ニコニコ動画流のTwitter? 数十万人規模のコミュニティ広場が登場
途中、謎のブレイクダンス集団のダンスや、ヒップホップな外人たちのなかに、なぜか一人ひろゆきが紛れこんで微妙に上手いダンスを披露したSUWWEARのプロモーションビデオなどの余興が挟まれるなか、新バージョンの紹介はまだまだ続く。
今回のバージョンアップの大きな目玉として、夏野氏が発表したのが「ニコニコ広場」だ。これは24時間、常にユーザーに開放されるコミュニティスペースで、数十万人規模のコミュニケーションが実現できるという。配信中の生放送や、運営からのお知らせ情報なども表示される予定で、そこから生放送会場へ移動することもできるらしい。夏野氏は「これまでのネットサービスは個人に向けているのが主。共通体験が減っている。それに対してニコニコ動画は逆へ向かう。多人数がわいわい集まって騒げる場所を提供する」と語り、ニコニコ広場へ並々ならぬ期待を寄せている模様。
また、クラウドメッセージングというコンセプトを掲げた夏野氏。ここでいう"クラウド"とはクラウドコンピューティングの「Cloud(雲)」ということではなく「Crowd(群衆)」の意味で、集団での一体感の共有を目指しているという。
プレミアム会員と一般会員の差別化がはっきりと
このほか、来年の1月からスタートするサービスとして「ニコニ広告」が発表された。これは自分、あるいは他人の動画を宣伝できる機能。動画に付与する検索タグに有料で購入するニコニコポイントを使うことで、検索結果の上位に優先的に表示されるもの。多数のポイントを消費したユーザーは動画の最後に提供者として紹介もされる。

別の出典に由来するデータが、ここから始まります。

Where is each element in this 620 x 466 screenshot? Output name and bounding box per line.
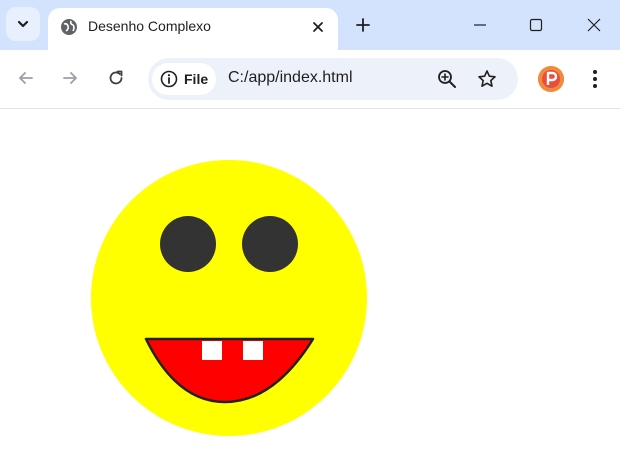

基本機能の強化も挙げられ、プレミアム会員はマイリストの最大登録数が無制限に、動画投稿時のファイルサイズが100MBに拡大し、ビットレートも1Mbpsまで緩和されることが発表された。ポイントを使う機会を増やし、プレミアム会員の一層の差別化を進めることにより、収益を改善するのが狙いなのだろう。会場はプレミアム会員席と一般会員席が分かれていたこともあり、微妙な空気が流れたが、その後に行われた質疑応答で「プレミアム会員の値下げは一切考えていない」とした夏野氏。今回のバージョンアップによってプレミアム会員がどこまで増えるのか。それが今後の焦点だといえる。
最後に小林社長は「来年度中に単月黒字を実現する」と力強く宣言して終了しただけに、自信のほどはうかがえたが、次の大会議は「前回が5,000万」(小林社長)、「今回はさらにプラス40パーセントアップ」(夏野エバンジェリスト)と、かなり予算を使ってしまったため、いまのところ未定なのだそうだ。頑張れニコニコ動画。
なお、今回発表された「ニコニコ動画(ββ)」の主な機能は12月12日からスタート。公開されるまでの約1週間だけは「ニコニコ動画(冬)」としてサービスを提供する。